When it was time for her right hip to be replaced in 2018, Paula chose UI Hospitals & Clinics and orthopedic surgeon Jesse Otero, whose specialty training in hip replacement and personable approach to patient care made all the difference.

“He’s so knowledgeable, but he also interacts with you on a personal level,” Paula says. “He understands that you’re living in pain. I knew from my first meeting with him that I was in the best hands possible.”

“I got my life back and I feel young again. I didn’t think that was possible!”

Paula O’Brien
who underwent total hip arthroplasty at UI Hospitals & Clinics

For O’Brien’s hip surgery, Otero used the anterior approach, which involves an incision on the front of the hip instead of the more traditional approaches that use an incision on the side or the back of the hip.

“For total hip arthroplasty, the anterior approach can have several benefits, including shorter hospital stays and quicker time to full recovery,” Otero says. “And in Paula’s case, that was certainly true.”

O’Brien did not require any physical therapy after the surgery, and her return to a normal life was swift.
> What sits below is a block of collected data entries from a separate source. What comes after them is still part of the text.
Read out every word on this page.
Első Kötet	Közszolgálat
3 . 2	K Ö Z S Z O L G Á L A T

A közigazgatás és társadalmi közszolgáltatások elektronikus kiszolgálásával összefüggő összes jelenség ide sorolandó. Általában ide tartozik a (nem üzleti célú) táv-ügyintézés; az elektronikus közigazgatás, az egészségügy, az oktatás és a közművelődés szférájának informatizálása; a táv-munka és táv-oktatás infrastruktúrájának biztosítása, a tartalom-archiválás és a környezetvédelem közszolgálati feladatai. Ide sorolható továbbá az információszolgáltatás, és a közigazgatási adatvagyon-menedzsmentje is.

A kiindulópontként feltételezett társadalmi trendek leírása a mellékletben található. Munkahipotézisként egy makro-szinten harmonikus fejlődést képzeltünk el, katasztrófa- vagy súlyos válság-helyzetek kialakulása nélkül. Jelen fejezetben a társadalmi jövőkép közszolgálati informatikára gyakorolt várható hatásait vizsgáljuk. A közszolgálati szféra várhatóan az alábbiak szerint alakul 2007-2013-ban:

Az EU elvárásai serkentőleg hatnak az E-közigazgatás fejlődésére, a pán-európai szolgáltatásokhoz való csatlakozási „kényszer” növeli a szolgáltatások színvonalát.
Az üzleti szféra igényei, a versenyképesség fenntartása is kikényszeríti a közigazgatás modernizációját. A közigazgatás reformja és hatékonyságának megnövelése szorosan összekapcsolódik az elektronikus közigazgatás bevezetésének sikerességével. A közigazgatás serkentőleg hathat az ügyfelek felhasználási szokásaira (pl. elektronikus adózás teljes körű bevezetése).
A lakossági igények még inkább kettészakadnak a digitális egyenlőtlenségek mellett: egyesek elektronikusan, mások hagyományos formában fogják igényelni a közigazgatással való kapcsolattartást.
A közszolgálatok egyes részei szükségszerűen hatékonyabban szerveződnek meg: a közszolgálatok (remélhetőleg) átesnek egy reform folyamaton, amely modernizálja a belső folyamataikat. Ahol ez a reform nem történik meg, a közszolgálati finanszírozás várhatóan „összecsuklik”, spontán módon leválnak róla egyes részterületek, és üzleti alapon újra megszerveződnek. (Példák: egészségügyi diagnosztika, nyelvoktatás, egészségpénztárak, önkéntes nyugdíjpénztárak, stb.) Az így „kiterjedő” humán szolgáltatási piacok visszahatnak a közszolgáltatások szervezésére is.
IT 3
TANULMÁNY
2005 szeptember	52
“I just did exercises at home,” she says. “About six weeks after the surgery, we took a trip to St. Louis, and I got in 15,000 steps in one day with no pain.”

At three months, even her left hip was feeling better.

“Dr. Otero was considering doing a revision on the left hip,” O’Brien says. “But once my right hip was fixed and I was no longer walking with a limp, I was suddenly experiencing much less pain in the left hip.”

By December, O’Brien was back on stage. She was also getting out more, keeping up with her kids, Kieran and Avery, and even going out dancing with her husband.

“I got my life back and I feel young again,” O’Brien says, “I didn’t think that was possible!”